Any alternative to litigation could cost more if it fails, since you have to add its cost to the cost of going back to, or starting, litigation. Even if it succeeds, it could still cost more money if it took a lot of time to resolve. However, because both parties control the outcome, and in a far less acrimonious way, the benefits are immeasurable. Some judges say that if both parties go away upset, it was probably a good decision. The collaborative process strives to have the parties reach a resolution that is a win for both of them.

Mediation and settlement conferencing are the most common current alternatives to litigation. Both usually take place after all of the financial information has been provided (the “discovery” phase of the case,) and both often represent a last-ditch effort at resolution, frequently on the steps of the court house. Unfortunately, getting to this level of knowledge is usually the most expensive part of a family law case.

In a complex, high asset case where a lot is at stake and a lot is disputed, this phase can go on literally for years. This process is polarizing. By the time it is done, the parties are even angrier and more distrusting than when it began. Sometimes the lawyers are, too.

By contrast, the collaborative law process starts at the very beginning of the case.
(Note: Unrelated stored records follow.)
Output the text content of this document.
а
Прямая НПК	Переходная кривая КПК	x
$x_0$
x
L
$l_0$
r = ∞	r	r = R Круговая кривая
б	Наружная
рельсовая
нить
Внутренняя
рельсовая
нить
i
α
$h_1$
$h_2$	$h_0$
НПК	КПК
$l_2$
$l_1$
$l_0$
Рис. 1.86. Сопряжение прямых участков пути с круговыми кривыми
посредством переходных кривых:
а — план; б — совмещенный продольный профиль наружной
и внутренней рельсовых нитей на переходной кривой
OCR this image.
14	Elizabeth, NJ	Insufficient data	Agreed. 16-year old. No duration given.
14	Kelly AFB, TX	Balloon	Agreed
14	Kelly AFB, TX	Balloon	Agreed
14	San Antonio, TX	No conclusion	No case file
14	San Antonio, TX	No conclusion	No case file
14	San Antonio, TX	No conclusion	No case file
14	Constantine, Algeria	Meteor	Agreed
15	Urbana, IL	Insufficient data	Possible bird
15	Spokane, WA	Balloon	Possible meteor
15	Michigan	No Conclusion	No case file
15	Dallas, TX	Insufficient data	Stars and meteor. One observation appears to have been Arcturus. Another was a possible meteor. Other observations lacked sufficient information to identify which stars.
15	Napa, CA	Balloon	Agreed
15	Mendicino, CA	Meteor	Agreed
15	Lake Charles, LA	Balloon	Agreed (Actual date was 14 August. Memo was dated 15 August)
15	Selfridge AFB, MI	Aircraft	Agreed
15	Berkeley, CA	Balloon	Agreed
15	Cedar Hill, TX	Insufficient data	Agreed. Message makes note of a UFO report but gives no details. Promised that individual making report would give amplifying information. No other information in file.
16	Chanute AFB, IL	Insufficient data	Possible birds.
The  financial expert on the team gathers all financial information in an informal but thorough way. When you agree to the collaborative divorce method, you agree to cooperate by providing this information, and if needed, access to your personal financial advisors.
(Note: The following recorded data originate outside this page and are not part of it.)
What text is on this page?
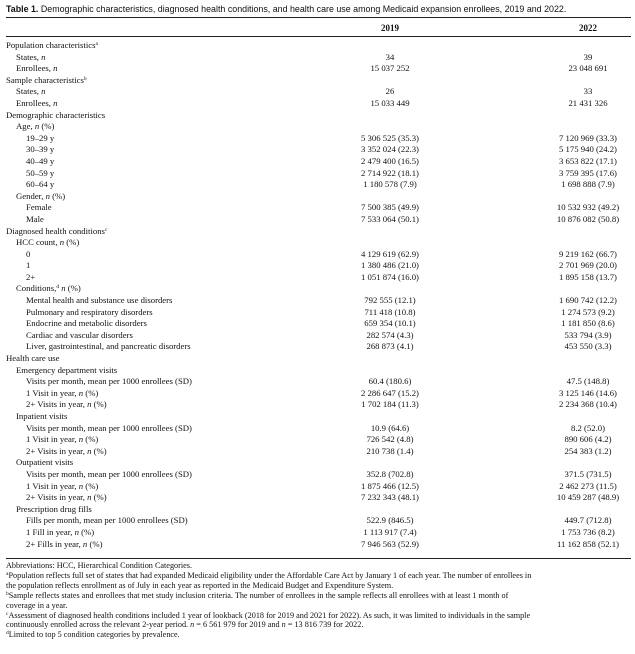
Table 1. Demographic characteristics, diagnosed health conditions, and health care use among Medicaid expansion enrollees, 2019 and 2022.
2019	2022
Population characteristics$^a$
States, n	34	39
Enrollees, n	15 037 252	23 048 691
Sample characteristics$^b$
States, n	26	33
Enrollees, n	15 033 449	21 431 326
Demographic characteristics
Age, n (%)
19–29 y	5 306 525 (35.3)	7 120 969 (33.3)
30–39 y	3 352 024 (22.3)	5 175 940 (24.2)
40–49 y	2 479 400 (16.5)	3 653 822 (17.1)
50–59 y	2 714 922 (18.1)	3 759 395 (17.6)
60–64 y	1 180 578 (7.9)	1 698 888 (7.9)
Gender, n (%)
Female	7 500 385 (49.9)	10 532 932 (49.2)
Male	7 533 064 (50.1)	10 876 082 (50.8)
Diagnosed health conditions$^c$
HCC count, n (%)
0	4 129 619 (62.9)	9 219 162 (66.7)
1	1 380 486 (21.0)	2 701 969 (20.0)
2+	1 051 874 (16.0)	1 895 158 (13.7)
Conditions,$^d$ n (%)
Mental health and substance use disorders	792 555 (12.1)	1 690 742 (12.2)
Pulmonary and respiratory disorders	711 418 (10.8)	1 274 573 (9.2)
Endocrine and metabolic disorders	659 354 (10.1)	1 181 850 (8.6)
Cardiac and vascular disorders	282 574 (4.3)	533 794 (3.9)
Liver, gastrointestinal, and pancreatic disorders	268 873 (4.1)	453 550 (3.3)
Health care use
Emergency department visits
Visits per month, mean per 1000 enrollees (SD)	60.4 (180.6)	47.5 (148.8)
1 Visit in year, n (%)	2 286 647 (15.2)	3 125 146 (14.6)
2+ Visits in year, n (%)	1 702 184 (11.3)	2 234 368 (10.4)
Inpatient visits
Visits per month, mean per 1000 enrollees (SD)	10.9 (64.6)	8.2 (52.0)
1 Visit in year, n (%)	726 542 (4.8)	890 606 (4.2)
2+ Visits in year, n (%)	210 738 (1.4)	254 383 (1.2)
Outpatient visits
Visits per month, mean per 1000 enrollees (SD)	352.8 (702.8)	371.5 (731.5)
1 Visit in year, n (%)	1 875 466 (12.5)	2 462 273 (11.5)
2+ Visits in year, n (%)	7 232 343 (48.1)	10 459 287 (48.9)
Prescription drug fills
Fills per month, mean per 1000 enrollees (SD)	522.9 (846.5)	449.7 (712.8)
1 Fill in year, n (%)	1 113 917 (7.4)	1 753 736 (8.2)
2+ Fills in year, n (%)	7 946 563 (52.9)	11 162 858 (52.1)
Abbreviations: HCC, Hierarchical Condition Categories.
$^a$Population reflects full set of states that had expanded Medicaid eligibility under the Affordable Care Act by January 1 of each year. The number of enrollees in
the population reflects enrollment as of July in each year as reported in the Medicaid Budget and Expenditure System.
$^b$Sample reflects states and enrollees that met study inclusion criteria. The number of enrollees in the sample reflects all enrollees with at least 1 month of
coverage in a year.
$^c$Assessment of diagnosed health conditions included 1 year of lookback (2018 for 2019 and 2021 for 2022). As such, it was limited to individuals in the sample
continuously enrolled across the relevant 2-year period. n = 6 561 979 for 2019 and n = 13 816 739 for 2022.
$^d$Limited to top 5 condition categories by prevalence.
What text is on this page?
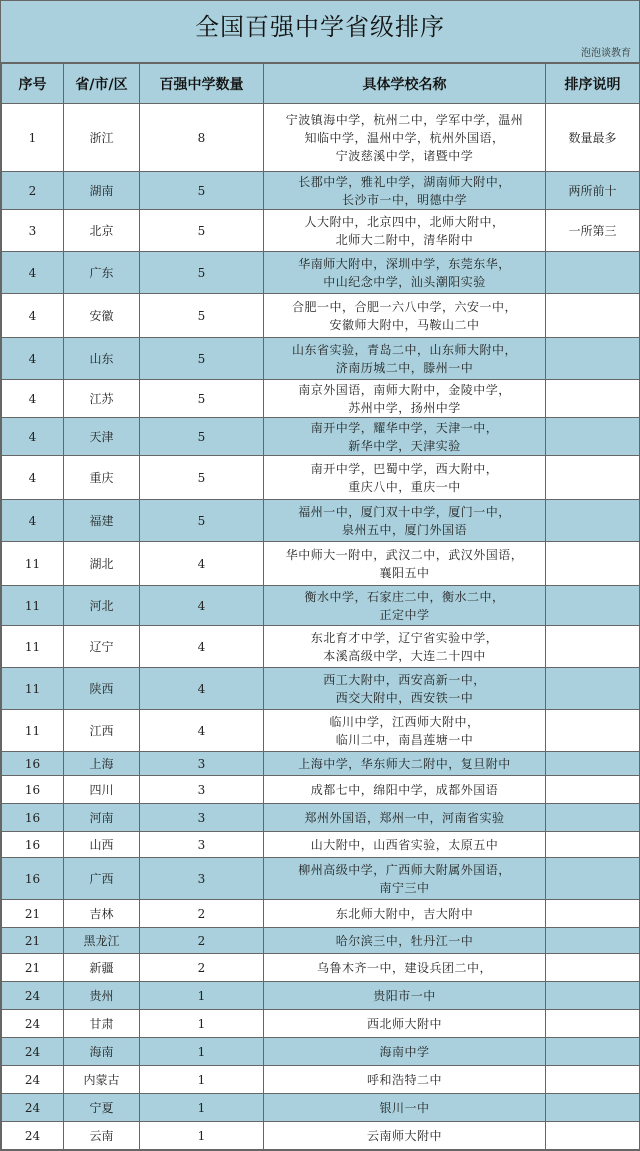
全国百强中学省级排序
泡泡谈教育
序号	省/市/区	百强中学数量	具体学校名称	排序说明
1	浙江	8	宁波镇海中学，杭州二中，学军中学，温州
知临中学，温州中学，杭州外国语，
宁波慈溪中学，诸暨中学	数量最多
2	湖南	5	长郡中学，雅礼中学，湖南师大附中，
长沙市一中，明德中学	两所前十
3	北京	5	人大附中，北京四中，北师大附中，
北师大二附中，清华附中	一所第三
4	广东	5	华南师大附中，深圳中学，东莞东华，
中山纪念中学，汕头潮阳实验	
4	安徽	5	合肥一中，合肥一六八中学，六安一中，
安徽师大附中，马鞍山二中	
4	山东	5	山东省实验，青岛二中，山东师大附中，
济南历城二中，滕州一中	
4	江苏	5	南京外国语，南师大附中，金陵中学，
苏州中学，扬州中学	
4	天津	5	南开中学，耀华中学，天津一中，
新华中学，天津实验	
4	重庆	5	南开中学，巴蜀中学，西大附中，
重庆八中，重庆一中	
4	福建	5	福州一中，厦门双十中学，厦门一中，
泉州五中，厦门外国语	
11	湖北	4	华中师大一附中，武汉二中，武汉外国语，
襄阳五中	
11	河北	4	衡水中学，石家庄二中，衡水二中，
正定中学	
11	辽宁	4	东北育才中学，辽宁省实验中学，
本溪高级中学，大连二十四中	
11	陕西	4	西工大附中，西安高新一中，
西交大附中，西安铁一中	
11	江西	4	临川中学，江西师大附中，
临川二中，南昌莲塘一中	
16	上海	3	上海中学，华东师大二附中，复旦附中	
16	四川	3	成都七中，绵阳中学，成都外国语	
16	河南	3	郑州外国语，郑州一中，河南省实验	
16	山西	3	山大附中，山西省实验，太原五中	
16	广西	3	柳州高级中学，广西师大附属外国语，
南宁三中	
21	吉林	2	东北师大附中，吉大附中	
21	黑龙江	2	哈尔滨三中，牡丹江一中	
21	新疆	2	乌鲁木齐一中，建设兵团二中，	
24	贵州	1	贵阳市一中	
24	甘肃	1	西北师大附中	
24	海南	1	海南中学	
24	内蒙古	1	呼和浩特二中	
24	宁夏	1	银川一中	
24	云南	1	云南师大附中	
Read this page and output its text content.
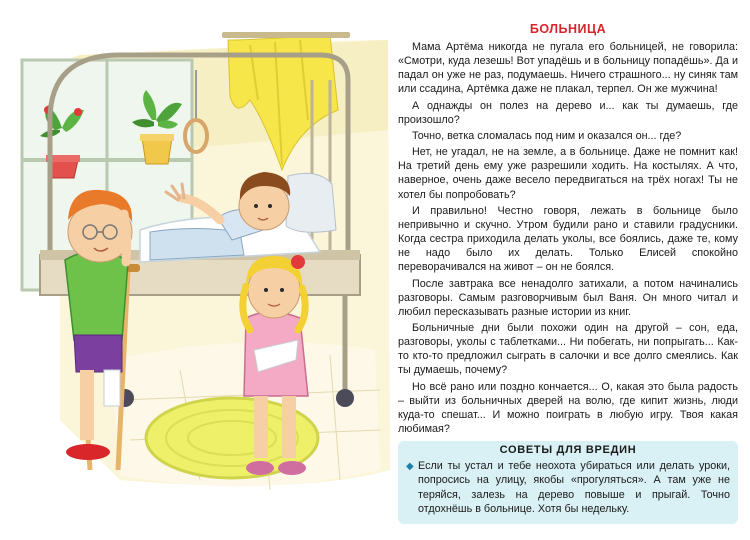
БОЛЬНИЦА

Мама Артёма никогда не пугала его больницей, не говорила: «Смотри, куда лезешь! Вот упадёшь и в больницу попадёшь». Да и падал он уже не раз, подумаешь. Ничего страшного... ну синяк там или ссадина, Артёмка даже не плакал, терпел. Он же мужчина!

А однажды он полез на дерево и... как ты думаешь, где произошло?

Точно, ветка сломалась под ним и оказался он... где?

Нет, не угадал, не на земле, а в больнице. Даже не помнит как! На третий день ему уже разрешили ходить. На костылях. А что, наверное, очень даже весело передвигаться на трёх ногах! Ты не хотел бы попробовать?

И правильно! Честно говоря, лежать в больнице было непривычно и скучно. Утром будили рано и ставили градусники. Когда сестра приходила делать уколы, все боялись, даже те, кому не надо было их делать. Только Елисей спокойно переворачивался на живот – он не боялся.

После завтрака все ненадолго затихали, а потом начинались разговоры. Самым разговорчивым был Ваня. Он много читал и любил пересказывать разные истории из книг.

Больничные дни были похожи один на другой – сон, еда, разговоры, уколы с таблетками... Ни побегать, ни попрыгать... Как-то кто-то предложил сыграть в салочки и все долго смеялись. Как ты думаешь, почему?

Но всё рано или поздно кончается... О, какая это была радость – выйти из больничных дверей на волю, где кипит жизнь, люди куда-то спешат... И можно поиграть в любую игру. Твоя какая любимая?

СОВЕТЫ ДЛЯ ВРЕДИН
◆ Если ты устал и тебе неохота убираться или делать уроки, попросись на улицу, якобы «прогуляться». А там уже не теряйся, залезь на дерево повыше и прыгай. Точно отдохнёшь в больнице. Хотя бы недельку.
Within months, not years, the financial expert has all of the needed information, and can provide reports on matters such as how much income is available to pay support and what is the marital standard of living. The financial expert can promptly arrange for the appraisals of personal and real property.  The economic and time savings in the costs of discovery is enormous. You have saved time, and therefore saved money.
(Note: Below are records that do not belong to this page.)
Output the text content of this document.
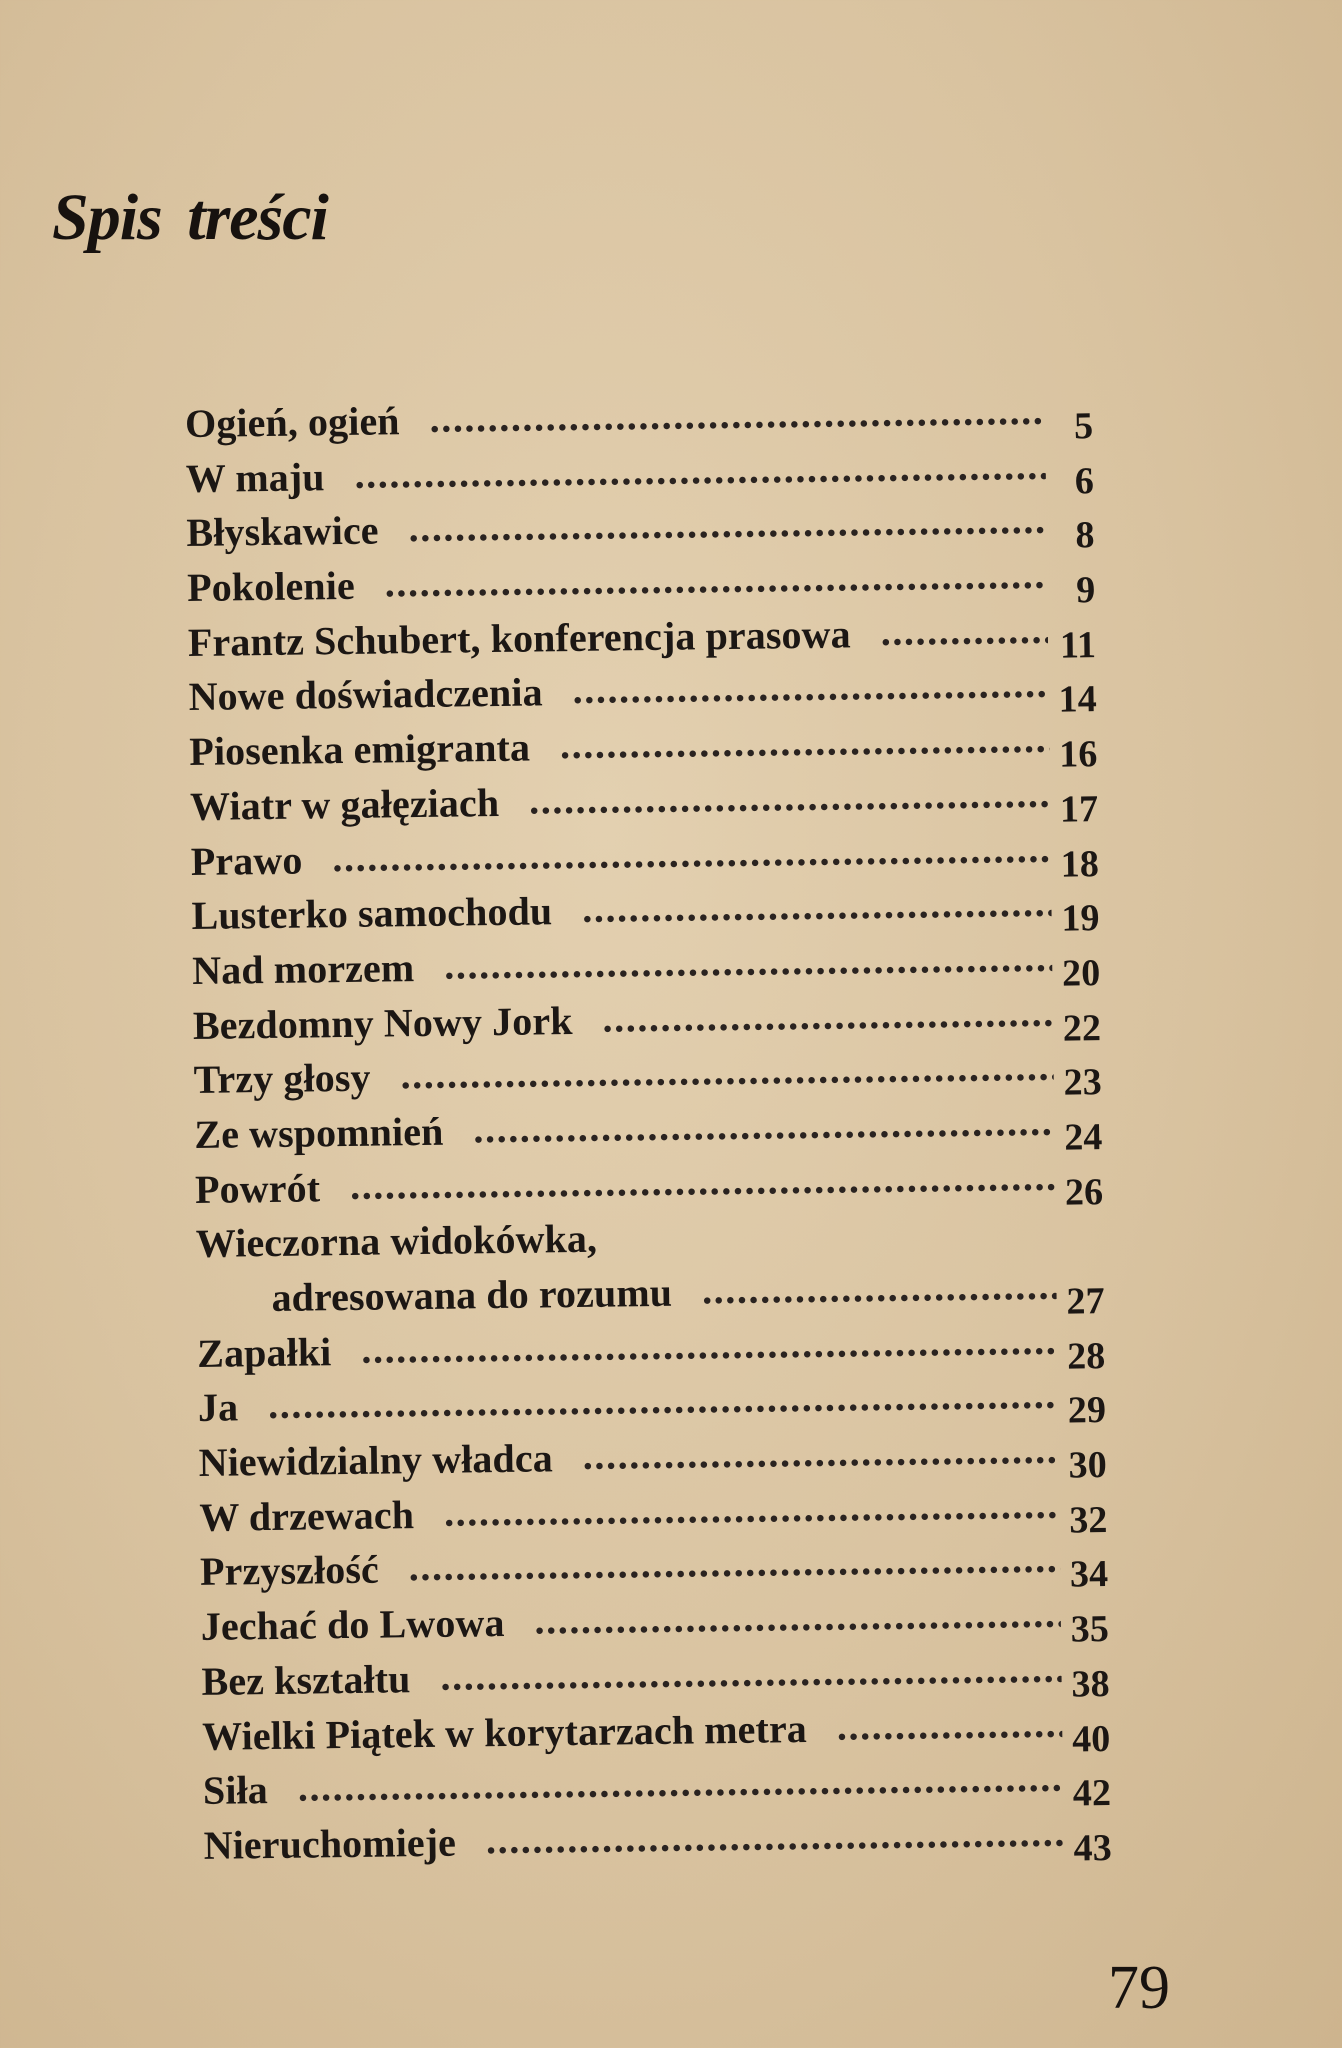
Spis treści
Ogień, ogień . . .	5
W maju . . .	6
Błyskawice . . .	8
Pokolenie . . .	9
Frantz Schubert, konferencja prasowa . . .	11
Nowe doświadczenia . . .	14
Piosenka emigranta . . .	16
Wiatr w gałęziach . . .	17
Prawo . . .	18
Lusterko samochodu . . .	19
Nad morzem . . .	20
Bezdomny Nowy Jork . . .	22
Trzy głosy . . .	23
Ze wspomnień . . .	24
Powrót . . .	26
Wieczorna widokówka,
adresowana do rozumu . . .	27
Zapałki . . .	28
Ja . . .	29
Niewidzialny władca . . .	30
W drzewach . . .	32
Przyszłość . . .	34
Jechać do Lwowa . . .	35
Bez kształtu . . .	38
Wielki Piątek w korytarzach metra . . .	40
Siła . . .	42
Nieruchomieje . . .	43

79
Even if the collaborative process ends before there is a settlement, the financial documents that the neutral financial expert got can still be used. All or portions of the reports of the financial expert also can be used if both parties agree, which can help to narrow the future issues.

Most litigated cases take at least two years to complete and get to trial or settlement.  Many take far longer. At that point the “back-end” (after discovery is complete) mediations or settlement conferences can take a few sessions, but I have had complex cases that have taken a year or more to resolve in mediation or settlement conferencing. On the other hand, my experience in collaborative cases is that they usually conclude in just over a year.

The collaborative teams include a mental health professional coach for each party, an attorney for each party, a neutral financial expert and, if needed, a neutral child specialist.  Litigated cases usually have an attorney for each party, a financial expert for each party as well as possibly a neutral expert, a custody mediator and perhaps a custody evaluator. Not only are there fewer professionals in the collaborative process, but they do not overlap their work and are united in being solution-oriented. The addition of the collaborative coaches is a very valuable component. Coaches help the parties to learn to communicate more effectively and productively, which allows them to focus on their settlement issues. The education they provide is invaluable both for the settlement process, and after the case is over.

Does a collaborative divorce cost more? Since it saves time, discovery expense, and emotional stress and exhaustion, my answer is “no.”